DI ANTONELLO TOMANELLI
A leggere le considerazioni espresse nell’ordinanza della Corte Internazionale di Giustizia adìta dal Sud Africa sul presunto crimine di genocidio che Israele starebbe compiendo nella Striscia di Gaza, pare che sul campo non ci saranno cambiamenti. La Corte ha respinto la principale delle misure cautelari richieste dal Sud Africa, ossia la cessazione di ogni operazione militare dell’IDF all’interno della Striscia.
Ha però intimato a Israele di prevenire qualsiasi atto che possa rivelarsi una violazione della Convenzione sul Genocidio.
Un’intimazione persino banale. È un po’ come se in un processo per omicidio un tribunale non condannasse l’imputato, ma si limitasse ad ordinargli per il futuro di non uccidere.
Ma da dove deriva questo tentennamento della CIG, che in sostanza si risolve in un nulla di fatto?
In effetti il Sud Africa non ha fornito prove concrete dell’esistenza di un genocidio. Ha soltanto rappresentato la gravissima situazione umanitaria in cui versano le zone interessate dalle operazioni belliche israeliane. Ma non ha dimostrato che l’azione dell’IDF sarebbe finalizzata non a piegare la resistenza di Hamas, ma a sterminare anche solo una parte del popolo palestinese, disinteressandosi completamente del risultato militare. Che è ciò che tecnicamente caratterizza il crimine di genocidio, che ha come bersaglio unicamente un popolo o una parte di esso.
Ciò che ha indotto la CIG a non archiviare la posizione di Israele e a proseguire il processo, pur non emanando alcuna misura cautelare, sono state alcune dichiarazioni rese da personalità di spicco della politica israeliana, che l’UNRWA, l’Agenzia ONU per il soccorso dei profughi palestinesi, ha ricondotto ad un «linguaggio disumanizzante».
All’indomani del pogrom del 7 ottobre, Yioav Gallant, ministro della Difesa israeliano, aveva arringato le truppe posizionate al confine con la Striscia di Gaza dichiarando: «Stiamo combattendo animali umani. Gaza non tornerà come prima.
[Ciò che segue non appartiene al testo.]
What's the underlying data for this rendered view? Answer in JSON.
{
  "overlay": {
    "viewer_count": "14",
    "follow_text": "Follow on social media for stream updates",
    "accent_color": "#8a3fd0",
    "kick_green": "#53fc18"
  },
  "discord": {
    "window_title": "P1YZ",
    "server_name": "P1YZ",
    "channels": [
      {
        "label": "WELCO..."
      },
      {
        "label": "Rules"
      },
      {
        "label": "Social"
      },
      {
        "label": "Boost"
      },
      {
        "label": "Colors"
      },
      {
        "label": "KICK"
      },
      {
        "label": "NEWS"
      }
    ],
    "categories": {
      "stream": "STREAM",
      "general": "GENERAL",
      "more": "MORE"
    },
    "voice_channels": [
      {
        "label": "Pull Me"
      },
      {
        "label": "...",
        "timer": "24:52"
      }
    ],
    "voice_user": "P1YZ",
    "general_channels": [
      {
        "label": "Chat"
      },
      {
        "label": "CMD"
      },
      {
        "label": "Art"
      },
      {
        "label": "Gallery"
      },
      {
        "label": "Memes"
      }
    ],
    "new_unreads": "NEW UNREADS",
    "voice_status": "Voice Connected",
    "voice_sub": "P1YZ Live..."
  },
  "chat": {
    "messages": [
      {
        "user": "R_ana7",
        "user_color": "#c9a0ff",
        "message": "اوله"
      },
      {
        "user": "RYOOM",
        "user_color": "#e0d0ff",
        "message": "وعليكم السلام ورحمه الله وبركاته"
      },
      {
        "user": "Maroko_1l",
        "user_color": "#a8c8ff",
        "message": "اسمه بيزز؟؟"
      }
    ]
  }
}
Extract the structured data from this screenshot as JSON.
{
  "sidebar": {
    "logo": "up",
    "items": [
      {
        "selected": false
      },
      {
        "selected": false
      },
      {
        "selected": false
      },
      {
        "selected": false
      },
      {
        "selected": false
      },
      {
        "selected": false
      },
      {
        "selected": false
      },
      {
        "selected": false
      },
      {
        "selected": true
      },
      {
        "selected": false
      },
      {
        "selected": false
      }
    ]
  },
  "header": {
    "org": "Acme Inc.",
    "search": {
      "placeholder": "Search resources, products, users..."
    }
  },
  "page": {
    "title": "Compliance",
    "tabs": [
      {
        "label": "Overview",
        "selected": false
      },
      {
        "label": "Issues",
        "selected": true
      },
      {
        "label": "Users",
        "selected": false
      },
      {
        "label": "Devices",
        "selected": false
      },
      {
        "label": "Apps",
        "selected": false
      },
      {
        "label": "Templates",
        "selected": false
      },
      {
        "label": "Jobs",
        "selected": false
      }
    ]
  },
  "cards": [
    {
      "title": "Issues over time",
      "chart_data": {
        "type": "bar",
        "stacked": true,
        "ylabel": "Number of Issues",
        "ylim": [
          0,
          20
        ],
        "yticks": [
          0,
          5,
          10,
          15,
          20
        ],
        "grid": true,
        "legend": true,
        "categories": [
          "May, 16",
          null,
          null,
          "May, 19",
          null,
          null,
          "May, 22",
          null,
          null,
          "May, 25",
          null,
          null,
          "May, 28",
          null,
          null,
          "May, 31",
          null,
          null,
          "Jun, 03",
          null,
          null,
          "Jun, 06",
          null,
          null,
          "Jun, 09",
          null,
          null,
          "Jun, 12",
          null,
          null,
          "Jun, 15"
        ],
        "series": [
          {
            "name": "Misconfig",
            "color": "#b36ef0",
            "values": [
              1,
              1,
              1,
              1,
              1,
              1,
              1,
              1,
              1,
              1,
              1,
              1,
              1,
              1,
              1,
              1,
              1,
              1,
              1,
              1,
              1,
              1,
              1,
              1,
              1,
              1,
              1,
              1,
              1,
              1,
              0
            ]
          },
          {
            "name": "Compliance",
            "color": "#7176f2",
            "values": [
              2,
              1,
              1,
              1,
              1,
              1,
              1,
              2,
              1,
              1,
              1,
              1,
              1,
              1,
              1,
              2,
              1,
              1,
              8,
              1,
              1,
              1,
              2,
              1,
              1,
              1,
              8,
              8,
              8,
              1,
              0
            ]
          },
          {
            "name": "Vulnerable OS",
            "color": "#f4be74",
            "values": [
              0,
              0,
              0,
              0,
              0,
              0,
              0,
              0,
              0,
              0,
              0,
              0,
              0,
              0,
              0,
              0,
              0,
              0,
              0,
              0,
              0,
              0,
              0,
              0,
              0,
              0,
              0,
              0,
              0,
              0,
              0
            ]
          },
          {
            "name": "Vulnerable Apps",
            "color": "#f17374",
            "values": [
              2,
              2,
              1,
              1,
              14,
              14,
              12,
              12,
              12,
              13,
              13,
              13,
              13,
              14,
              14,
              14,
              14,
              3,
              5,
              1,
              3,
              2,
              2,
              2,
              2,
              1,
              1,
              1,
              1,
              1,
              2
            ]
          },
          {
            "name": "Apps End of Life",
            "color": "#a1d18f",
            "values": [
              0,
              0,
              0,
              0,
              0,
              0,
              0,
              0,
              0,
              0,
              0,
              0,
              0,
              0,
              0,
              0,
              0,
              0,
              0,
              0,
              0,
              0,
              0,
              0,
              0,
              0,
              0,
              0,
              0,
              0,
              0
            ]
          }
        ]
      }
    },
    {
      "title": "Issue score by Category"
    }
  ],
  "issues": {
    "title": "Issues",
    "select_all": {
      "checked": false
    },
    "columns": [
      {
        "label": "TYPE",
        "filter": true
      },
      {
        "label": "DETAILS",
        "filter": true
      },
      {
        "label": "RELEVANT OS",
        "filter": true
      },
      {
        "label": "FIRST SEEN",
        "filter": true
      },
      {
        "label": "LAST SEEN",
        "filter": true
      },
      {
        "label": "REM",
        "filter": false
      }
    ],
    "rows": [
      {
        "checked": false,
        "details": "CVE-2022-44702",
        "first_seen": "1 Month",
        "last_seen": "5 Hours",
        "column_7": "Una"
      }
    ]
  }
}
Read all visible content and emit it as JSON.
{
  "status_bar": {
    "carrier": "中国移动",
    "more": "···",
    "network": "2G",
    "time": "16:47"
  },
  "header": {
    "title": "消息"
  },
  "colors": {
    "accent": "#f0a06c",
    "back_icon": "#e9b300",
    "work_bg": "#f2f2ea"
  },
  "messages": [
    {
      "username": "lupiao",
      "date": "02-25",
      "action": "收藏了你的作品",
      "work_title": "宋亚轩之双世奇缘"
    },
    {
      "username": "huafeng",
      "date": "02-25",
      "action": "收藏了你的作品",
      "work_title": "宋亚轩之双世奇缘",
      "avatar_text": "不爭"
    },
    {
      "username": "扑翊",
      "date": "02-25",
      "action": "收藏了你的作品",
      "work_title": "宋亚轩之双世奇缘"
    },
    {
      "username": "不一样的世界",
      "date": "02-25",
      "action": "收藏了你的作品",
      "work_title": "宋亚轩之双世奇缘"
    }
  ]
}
Elimineremo tutto».
Pochi giorni dopo, Il 13 ottobre 2023 Israel Katz, ministro dell’Energia e delle Infrastrutture israeliano, nell’intimare alla popolazione di lasciare Gaza, aveva scritto su Twitter: «Non riceveranno una goccia d’acqua o una singola batteria finché non lasceranno il mondo».
Ma la dichiarazione più grave è quella attribuita al presidente di Israele Isaac Herzog. Riferendosi a Gaza, aveva affermato: «Là fuori c’è un’intera nazione che è responsabile. Non è vero il discorso sui civili non consapevoli e non coinvolti. Avrebbero potuto ribellarsi. Avrebbero potuto combattere contro quel regime malvagio che ha preso il controllo di Gaza».
Quando la colpa di deprecabili azioni come quella di Hamas del 7 ottobre viene imputata non a chi le ha effettivamente commesse, ma a un intero popolo, a un’intera nazione, in presenza di una massiccia operazione militare si accende una spia che potrebbe svelare un intento genocidiario. Questo è il motivo per cui la Corte, pur non ritenendo di dover applicare misure cautelari come il cessate il fuoco, proprio per la mancanza di prove di un genocidio in atto, ha comunque lanciato un monito a Israele, che d’ora in poi, almeno a prestar fede alle considerazioni della Corte, sarà una sorta di vigilato speciale.